Aus der Sicht eines ehemaligen Schülers hatte Michael Firmenich so manche Anekdote zu erzählen aus den Gründungsjahren der Schule. Damals habe man sich zusammenraufen und in gemeinsamen Anstrengungen von Lehrern und Schülern die Schule entwickeln müssen. Das habe sich bis heute nicht verändert. Das bestätigte auch Astrid Koppitsch, die Vorsitzende der Vereinigung der Ehemaligen, Freunde und Förderer (VEFF). Eine unbürokratische und schnelle Hilfe zugunsten der Schüler sei oberstes Anliegen, „denn jeder weiß, dass eine gute Bildung die eigentliche Basis einer erfolgreichen Zukunft unserer Kinder ist.“ Doch sei der VEFF kein Ersatz für eine vernünftige Bildungspolitik, es gehe ihm auch nicht um spektakuläre Maßnahmen. „Wir wollen immer dort Hilfestellung leisten, wo sie den Schülern und der Schule unmittelbar zugute kommt.“ So sei der Ruf nach dem Staat für mehr Mittel für die Schulen und Bildung zwar gerechtfertigt, ersetze aber nicht den Mut und die Bereitschaft zur Selbsthilfe und zum eigenen Anpacken.

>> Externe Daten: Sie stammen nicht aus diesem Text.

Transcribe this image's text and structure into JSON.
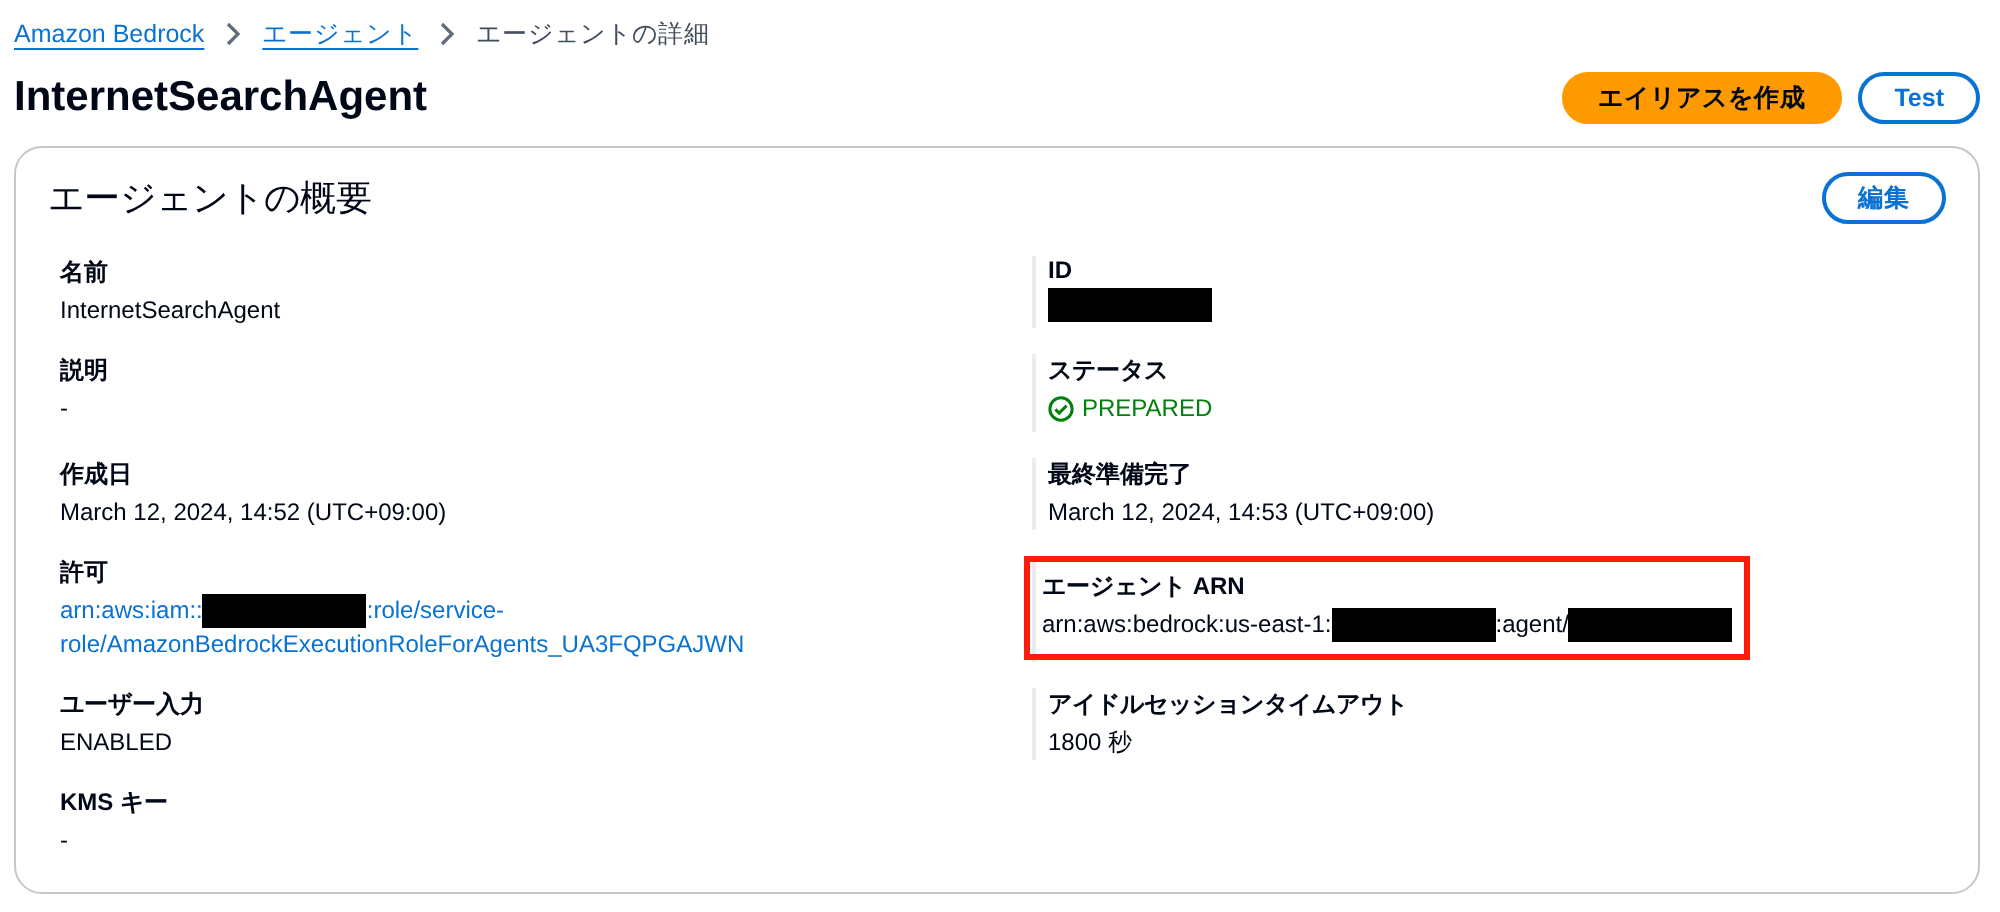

„Schüler wurden mit Erfolg auf ihr Leben vorbereitet“
Für die Schulpflegschaft betonte die ehemalige Vorsitzende Martina Zavelberg-Pütz die gute Zusammenarbeit mit der Schulleitung und hob das außergewöhnliche Engagement der Eltern hervor. Ihr Wunsch sei es, dass auch in den verbleibenden Jahren dieser Einsatz unvermindert fortbestehe. „Trotz der wechselvollen Geschichte hat die Schule es immer geschafft, ihrer Verantwortung gerecht zu werden und die Schüler mit großem Erfolg auf ihren Beruf und ihr Leben vorzubereiten.“
Einer der zahlreichen Auftritte bei der Jubiläumsfeier zum 50-jährigen Bestehen der Tomburg-Realschule Rheinbach war die Gesangseinlagen des Schulchores unter Leitung von Birgit Wortmann. Fotos: JOST
Entschlossen geht die Schulleitung in die verbleibenden Jahre (v.l.) Konrektor Helmut Radlanski, Konrektorin Monika Porath und Schulleiter Rüdiger Steffke.
Roboter aus Legoelementen waren eine der Attraktionen, die die Schüler nach der Projektwoche präsentierten.